We say testing & verification is required. Should you be worried? Well, from what we’ve read, all four levels of vulnerabilities require actual administrative access towards your PC. This means you’d need to hand out full access to your PC, that would read as alleviated privileges. And yeah, anything and anyone you hand out admin rights would be at risk anyway.

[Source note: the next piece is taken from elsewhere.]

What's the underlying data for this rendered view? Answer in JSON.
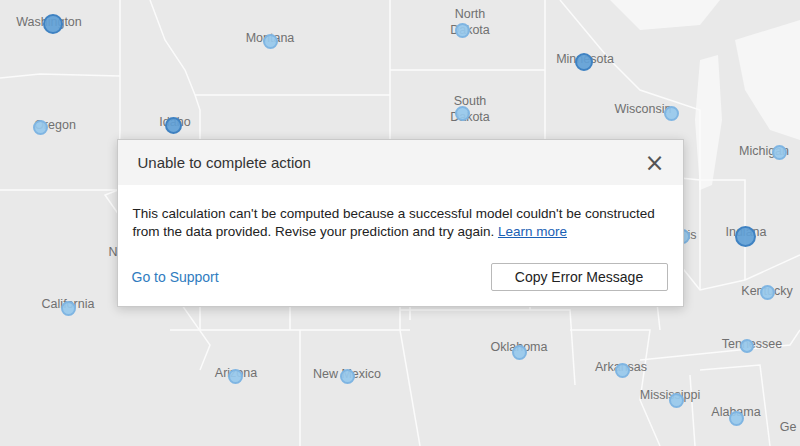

At the time of writing, I (Hilbert) am looking at the vulnerability announcements with a healthy amount of skepticism, and so should you. I’d advise we all await what AMD has to say about this, once they have had a chance to digest all information and accusations.
AMD Statement
We’ve just reached out to AMD for a statement, here is the first reaction:
“At AMD, security is a top priority and we are continually working to ensure the safety of our users as new risks arise. We are investigating this report, which we just received, to understand the methodology and merit of the findings,”.